One student in particular was frequently late getting to class before the bell rang. (It wasn’t really a bell, just an annoying buzzer, but we called it a bell anyway.) I never knew why he was late, and it wasn’t more than a sixty second lapse, so I really didn’t care much.
But one day just as I flipped the grade book open to mark another “T” for tardy on his line in the grade book, I’d had an idea.
I said, “George, I want you to tell us a good story about why you are always late getting to this class.” (I think it was George, but it might have been Everett. After forty-seven years, the past can indeed become “dim and distant.”)
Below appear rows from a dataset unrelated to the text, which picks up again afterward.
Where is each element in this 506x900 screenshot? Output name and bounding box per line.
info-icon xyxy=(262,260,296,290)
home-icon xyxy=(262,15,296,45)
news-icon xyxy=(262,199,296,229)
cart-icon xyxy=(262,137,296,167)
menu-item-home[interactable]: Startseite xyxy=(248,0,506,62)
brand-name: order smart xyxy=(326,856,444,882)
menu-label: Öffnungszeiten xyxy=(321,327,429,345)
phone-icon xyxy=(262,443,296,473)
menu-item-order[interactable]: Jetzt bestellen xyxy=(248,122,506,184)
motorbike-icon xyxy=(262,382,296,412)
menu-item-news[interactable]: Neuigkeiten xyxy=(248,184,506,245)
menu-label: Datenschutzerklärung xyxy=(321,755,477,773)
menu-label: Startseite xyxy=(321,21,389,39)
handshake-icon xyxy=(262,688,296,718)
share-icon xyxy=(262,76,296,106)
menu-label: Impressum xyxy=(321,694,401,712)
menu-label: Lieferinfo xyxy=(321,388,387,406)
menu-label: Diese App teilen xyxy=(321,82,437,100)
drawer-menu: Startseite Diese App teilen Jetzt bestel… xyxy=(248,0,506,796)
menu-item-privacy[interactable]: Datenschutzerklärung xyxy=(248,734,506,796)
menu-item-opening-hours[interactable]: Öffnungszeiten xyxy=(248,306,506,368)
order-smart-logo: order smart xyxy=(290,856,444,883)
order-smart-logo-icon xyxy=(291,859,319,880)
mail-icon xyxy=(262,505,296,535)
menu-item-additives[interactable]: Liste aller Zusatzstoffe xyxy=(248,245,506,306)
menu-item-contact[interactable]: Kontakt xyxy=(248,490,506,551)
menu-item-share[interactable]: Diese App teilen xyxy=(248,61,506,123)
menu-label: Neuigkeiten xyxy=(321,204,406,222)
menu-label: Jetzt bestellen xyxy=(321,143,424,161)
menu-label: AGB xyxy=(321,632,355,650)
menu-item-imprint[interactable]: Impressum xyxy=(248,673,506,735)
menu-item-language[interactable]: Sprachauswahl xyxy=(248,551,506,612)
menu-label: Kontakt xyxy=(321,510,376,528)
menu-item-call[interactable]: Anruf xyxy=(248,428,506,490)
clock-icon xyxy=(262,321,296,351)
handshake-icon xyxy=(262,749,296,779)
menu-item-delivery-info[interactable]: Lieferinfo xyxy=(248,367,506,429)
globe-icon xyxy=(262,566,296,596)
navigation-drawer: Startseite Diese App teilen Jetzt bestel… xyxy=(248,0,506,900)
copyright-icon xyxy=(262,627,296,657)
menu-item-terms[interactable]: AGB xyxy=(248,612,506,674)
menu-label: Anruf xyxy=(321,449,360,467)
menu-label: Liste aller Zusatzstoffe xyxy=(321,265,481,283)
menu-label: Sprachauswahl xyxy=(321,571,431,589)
Then I added, “It doesn’t have to be true, it just has to be a good story. If the class likes it, they’ll give you a thumbs up. If they don’t like it, then it’s a thumbs down and I have to mark another tardy in the book.”
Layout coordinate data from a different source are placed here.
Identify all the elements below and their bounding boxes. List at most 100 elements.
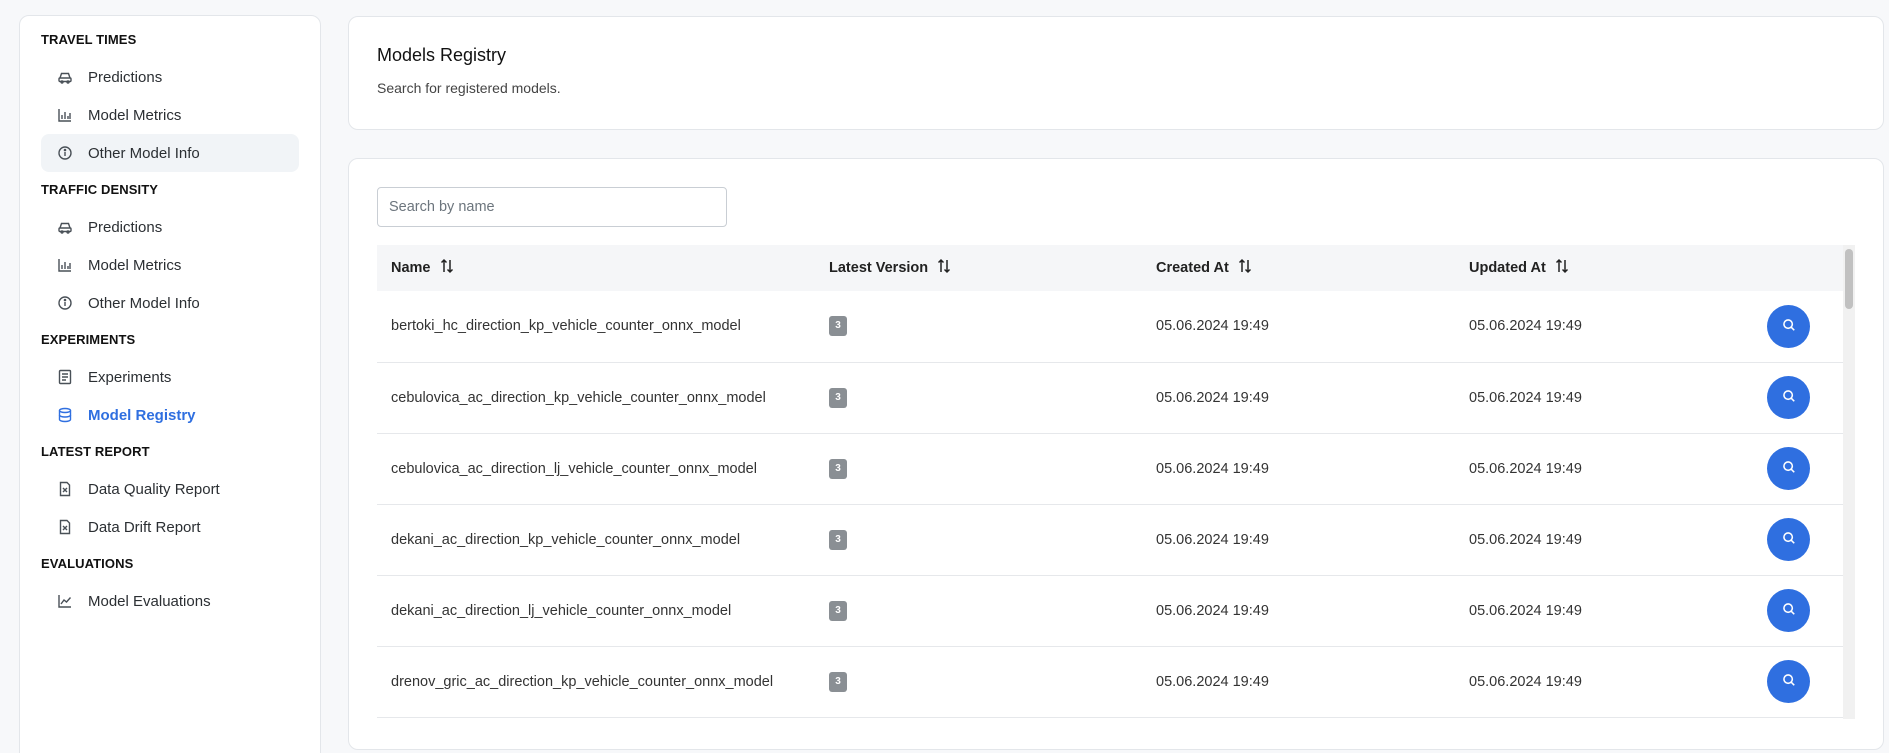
search-icon xyxy=(1782,602,1796,619)
table-row: dekani_ac_direction_lj_vehicle_counter_o… xyxy=(377,575,1843,646)
sort-icon xyxy=(936,258,952,278)
column-header-name[interactable]: Name xyxy=(377,245,815,291)
table-row: cebulovica_ac_direction_lj_vehicle_count… xyxy=(377,433,1843,504)
sidebar-item-model-registry[interactable]: Model Registry xyxy=(41,396,299,434)
sort-icon xyxy=(1237,258,1253,278)
sidebar-item-label: Experiments xyxy=(88,368,172,386)
info-icon xyxy=(57,145,73,161)
version-badge: 3 xyxy=(829,316,847,337)
table-row: drenov_gric_ac_direction_kp_vehicle_coun… xyxy=(377,646,1843,717)
cell-name: cebulovica_ac_direction_kp_vehicle_count… xyxy=(391,389,766,406)
sidebar-item-density-model-metrics[interactable]: Model Metrics xyxy=(41,246,299,284)
column-header-latest-version[interactable]: Latest Version xyxy=(815,245,1142,291)
cell-updated-at: 05.06.2024 19:49 xyxy=(1469,531,1582,548)
view-model-button[interactable] xyxy=(1767,447,1810,490)
sidebar-section-title: TRAVEL TIMES xyxy=(41,32,137,47)
version-badge: 3 xyxy=(829,600,847,621)
search-icon xyxy=(1782,673,1796,690)
file-report-icon xyxy=(57,481,73,497)
cell-name: dekani_ac_direction_lj_vehicle_counter_o… xyxy=(391,602,732,619)
column-header-actions xyxy=(1753,245,1843,291)
cell-created-at: 05.06.2024 19:49 xyxy=(1156,389,1269,406)
car-icon xyxy=(57,69,73,85)
view-model-button[interactable] xyxy=(1767,376,1810,419)
car-icon xyxy=(57,219,73,235)
sidebar-item-label: Model Metrics xyxy=(88,106,182,124)
info-icon xyxy=(57,295,73,311)
search-icon xyxy=(1782,531,1796,548)
cell-created-at: 05.06.2024 19:49 xyxy=(1156,318,1269,335)
sidebar-item-label: Other Model Info xyxy=(88,294,200,312)
page-header-card: Models Registry Search for registered mo… xyxy=(348,16,1884,130)
table-row: cebulovica_ac_direction_kp_vehicle_count… xyxy=(377,362,1843,433)
cell-updated-at: 05.06.2024 19:49 xyxy=(1469,389,1582,406)
models-table-card: Name Latest Version Created At Updated A… xyxy=(348,158,1884,750)
cell-name: dekani_ac_direction_kp_vehicle_counter_o… xyxy=(391,531,741,548)
sidebar-item-density-predictions[interactable]: Predictions xyxy=(41,208,299,246)
page-subtitle: Search for registered models. xyxy=(377,80,561,96)
sidebar-item-data-quality-report[interactable]: Data Quality Report xyxy=(41,470,299,508)
sidebar-item-travel-other-model-info[interactable]: Other Model Info xyxy=(41,134,299,172)
bar-chart-icon xyxy=(57,257,73,273)
search-input[interactable] xyxy=(377,187,727,227)
view-model-button[interactable] xyxy=(1767,304,1810,348)
view-model-button[interactable] xyxy=(1767,589,1810,632)
cell-created-at: 05.06.2024 19:49 xyxy=(1156,460,1269,477)
sidebar-item-experiments[interactable]: Experiments xyxy=(41,358,299,396)
search-icon xyxy=(1782,318,1796,335)
sidebar-section-title: EXPERIMENTS xyxy=(41,332,136,347)
sidebar-item-label: Predictions xyxy=(88,68,163,86)
search-icon xyxy=(1782,460,1796,477)
version-badge: 3 xyxy=(829,529,847,550)
bar-chart-icon xyxy=(57,107,73,123)
cell-name: cebulovica_ac_direction_lj_vehicle_count… xyxy=(391,460,757,477)
version-badge: 3 xyxy=(829,387,847,408)
column-header-created-at[interactable]: Created At xyxy=(1142,245,1455,291)
sidebar-section-title: EVALUATIONS xyxy=(41,556,134,571)
sidebar-item-label: Data Quality Report xyxy=(88,480,220,498)
models-table: Name Latest Version Created At Updated A… xyxy=(377,245,1843,718)
cell-updated-at: 05.06.2024 19:49 xyxy=(1469,460,1582,477)
sidebar-item-label: Model Metrics xyxy=(88,256,182,274)
sidebar-item-label: Data Drift Report xyxy=(88,518,201,536)
table-header-row: Name Latest Version Created At Updated A… xyxy=(377,245,1843,291)
sidebar-item-density-other-model-info[interactable]: Other Model Info xyxy=(41,284,299,322)
sidebar-section-title: LATEST REPORT xyxy=(41,444,150,459)
table-row: bertoki_hc_direction_kp_vehicle_counter_… xyxy=(377,291,1843,362)
sidebar-item-travel-predictions[interactable]: Predictions xyxy=(41,58,299,96)
version-badge: 3 xyxy=(829,671,847,692)
cell-name: drenov_gric_ac_direction_kp_vehicle_coun… xyxy=(391,673,774,690)
cell-updated-at: 05.06.2024 19:49 xyxy=(1469,602,1582,619)
version-badge: 3 xyxy=(829,458,847,479)
cell-created-at: 05.06.2024 19:49 xyxy=(1156,602,1269,619)
sort-icon xyxy=(439,258,455,278)
list-icon xyxy=(57,369,73,385)
table-row: dekani_ac_direction_kp_vehicle_counter_o… xyxy=(377,504,1843,575)
table-scrollbar[interactable] xyxy=(1843,245,1855,719)
scrollbar-thumb[interactable] xyxy=(1845,249,1853,309)
sidebar-item-model-evaluations[interactable]: Model Evaluations xyxy=(41,582,299,620)
cell-created-at: 05.06.2024 19:49 xyxy=(1156,531,1269,548)
file-report-icon xyxy=(57,519,73,535)
sidebar-section-title: TRAFFIC DENSITY xyxy=(41,182,159,197)
sidebar-item-label: Model Registry xyxy=(88,406,196,424)
column-header-updated-at[interactable]: Updated At xyxy=(1455,245,1753,291)
cell-name: bertoki_hc_direction_kp_vehicle_counter_… xyxy=(391,318,741,335)
models-table-scroll: Name Latest Version Created At Updated A… xyxy=(377,245,1857,719)
sidebar-item-label: Model Evaluations xyxy=(88,592,211,610)
sidebar-item-travel-model-metrics[interactable]: Model Metrics xyxy=(41,96,299,134)
cell-updated-at: 05.06.2024 19:49 xyxy=(1469,318,1582,335)
view-model-button[interactable] xyxy=(1767,518,1810,561)
view-model-button[interactable] xyxy=(1767,660,1810,703)
search-icon xyxy=(1782,389,1796,406)
cell-created-at: 05.06.2024 19:49 xyxy=(1156,673,1269,690)
sidebar-item-label: Other Model Info xyxy=(88,144,200,162)
sort-icon xyxy=(1554,258,1570,278)
sidebar-item-label: Predictions xyxy=(88,218,163,236)
cell-updated-at: 05.06.2024 19:49 xyxy=(1469,673,1582,690)
sidebar: TRAVEL TIMES Predictions Model Metrics O… xyxy=(19,15,321,753)
sidebar-item-data-drift-report[interactable]: Data Drift Report xyxy=(41,508,299,546)
page-title: Models Registry xyxy=(377,45,507,65)
line-chart-icon xyxy=(57,593,73,609)
database-icon xyxy=(57,407,73,423)
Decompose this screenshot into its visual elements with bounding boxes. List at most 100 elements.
Darned if George wasn’t up to the challenge. I’ve forgotten the story he told, but the class laughed and voted thumbs up.
The fun began the next day when I saw two of my seniors leaning against the wall in the hallway outside my door. When the “bell” buzzed, they stepped into the classroom and said, “Mister Collins, we’re late.”
“Okay,” I said. “What’s your story?” (I think, I said that. Maybe…probably.) The class was entertained by two fine tales. And, yes, they voted thumbs up.
Thus ended my career as a keeper of the “T” for tardy records. Thereafter, we started a lot classes with good stories about “Why I was late for class.” No one was ever really late for any of my English classes again…unless, of course, they had a good story to tell. (And I never entered a “T” in the grade book again.)